Experiencing sharp pains when consuming hot and cold foods and beverages, or when breathing in cold air, are common indicators of sensitive teeth. Caused by the wearing down of enamel—the protective layer on the outside of a tooth—the Oral Health Foundation says that sensitivity is usually felt “where the tooth and the gum meet and the enamel layer is much thinner.”
There are a wide variety of factors that can contribute to dentin hypersensitivity, as it is otherwise known, including aggressive brushing, gum disease and excessive teeth bleaching. Fortunately, there are several at-home remedies that can help to reduce teeth sensitivity—including these six.
1. Use Sensitive Toothpaste
If oral discomfort is occurring on a fairly regular basis, it may be time to switch to sensitive toothpaste. Look for products that contain the ingredient potassium nitrate, which Best Health magazine says “helps to block the tiny tubules in the dentin” that, when exposed, can cause throbbing or stinging.
In addition to using twice daily when brushing, try coating the sensitive area with a small amount of paste and leaving it on over night. Livestrong.com says that, if done regularly, this can help to significantly reduce issues within a several weeks.
2. Swap Toothbrush
Most of us are guilty of using a toothbrush long past its prime. As the bristles wear down and become frayed, we may feel the need to brush harder in order to achieve our desired cleanliness.

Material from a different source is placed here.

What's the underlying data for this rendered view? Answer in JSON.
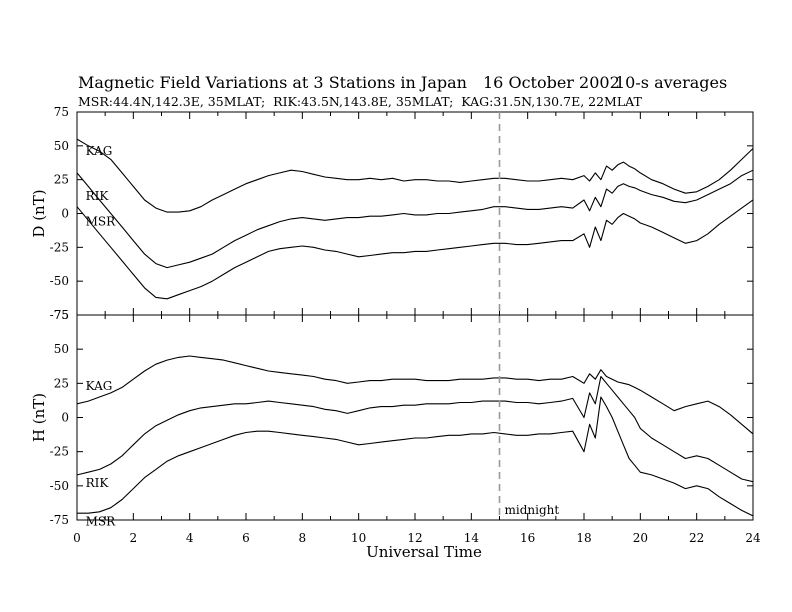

But toothbrush abrasion is one of the leading causes of damage to enamel. To avoid this, the Oral Health Foundation recommends replacing a toothbrush every two to three months, as well as using one that has soft- to medium-bristles.

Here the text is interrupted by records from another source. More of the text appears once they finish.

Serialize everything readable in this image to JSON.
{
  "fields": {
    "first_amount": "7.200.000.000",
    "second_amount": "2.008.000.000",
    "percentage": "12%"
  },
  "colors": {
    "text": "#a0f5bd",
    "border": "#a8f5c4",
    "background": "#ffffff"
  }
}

3. Alter Brushing Technique
Dentists often spend a great deal of time teaching children how to brush their teeth properly, by but adulthood most people have forgotten the technique, causing them to use incorrect and damaging methods.
Women’s Health Magazine says that the back-and-forth motion many of us resort to is wrong and can cause the gums to recede. The source suggests holding the toothbrush at a 45-degree angle and brushing gently in a circular motion.

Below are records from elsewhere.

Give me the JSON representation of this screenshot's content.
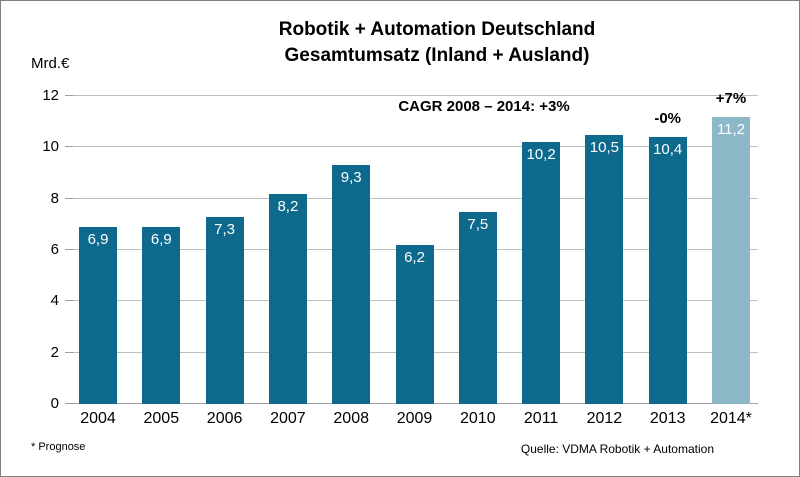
{
  "header": {
    "title_line1": "Robotik + Automation Deutschland",
    "title_line2": "Gesamtumsatz (Inland + Ausland)"
  },
  "chart_data": {
    "type": "bar",
    "title": "Robotik + Automation Deutschland Gesamtumsatz (Inland + Ausland)",
    "ylabel": "Mrd.€",
    "xlabel": "",
    "ylim": [
      0,
      12
    ],
    "yticks": [
      0,
      2,
      4,
      6,
      8,
      10,
      12
    ],
    "grid": true,
    "legend": "none",
    "categories": [
      "2004",
      "2005",
      "2006",
      "2007",
      "2008",
      "2009",
      "2010",
      "2011",
      "2012",
      "2013",
      "2014*"
    ],
    "values": [
      6.9,
      6.9,
      7.3,
      8.2,
      9.3,
      6.2,
      7.5,
      10.2,
      10.5,
      10.4,
      11.2
    ],
    "value_labels": [
      "6,9",
      "6,9",
      "7,3",
      "8,2",
      "9,3",
      "6,2",
      "7,5",
      "10,2",
      "10,5",
      "10,4",
      "11,2"
    ],
    "forecast_index": 10,
    "colors": {
      "bar": "#0d6a8c",
      "forecast_bar": "#8db8c8",
      "value_label": "#ffffff",
      "gridline": "#bdbdbd"
    },
    "annotations": {
      "cagr": "CAGR 2008 – 2014: +3%",
      "bar_notes": [
        {
          "category": "2013",
          "text": "-0%"
        },
        {
          "category": "2014*",
          "text": "+7%"
        }
      ]
    }
  },
  "footer": {
    "note": "* Prognose",
    "source": "Quelle: VDMA Robotik + Automation"
  }
}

4. Avoid Sugary and Acidic Foods
Regularly consuming foods that are acidic and often full of sugar—such as carbonated beverages, wine, citrus fruits and yogurt—can slowly compromise the enamel over time, leading to sensitivity.
The Mayo Clinic suggests keeping these foods and drinks to a minimum in one’s diet. But if they cannot be avoided, drink milk or water immediately after consumption to balance the acid levels in the mouth. It’s best to avoid brushing right away, though, as the already-softened enamel could be further damaged.
5. Wear a Mouth Guard
Grinding the teeth while asleep is another primary cause of sensitive teeth, as the friction can wear away the enamel. We may not realize we do this, but it can be what’s leading to sore or sensitive teeth throughout the day, in addition to headaches and jaw pain.
To prevent grinding, Colgate recommends wearing a mouth guard, which “acts as a protective bite piece that is placed on your teeth to protect the enamel.” They are often found in the oral care section of stores or can be purchased directly from a dentist.
6. Use Fluoride
Regularly using fluoride can help to strengthen tooth enamel and reduce pain. For those with sensitive teeth it should be part of a daily oral care routine, as bi-annual treatments by the dentist at check-up appointments often aren’t enough.
After brushing the teeth with sensitive care toothpaste (that often contains fluoride), swish a fluoride rinse around the mouth. Or in situations where a toothbrush isn’t immediately accessible, keep a small bottle close by and use one hour after consuming acidic or sugary foods to help mitigate discomfort.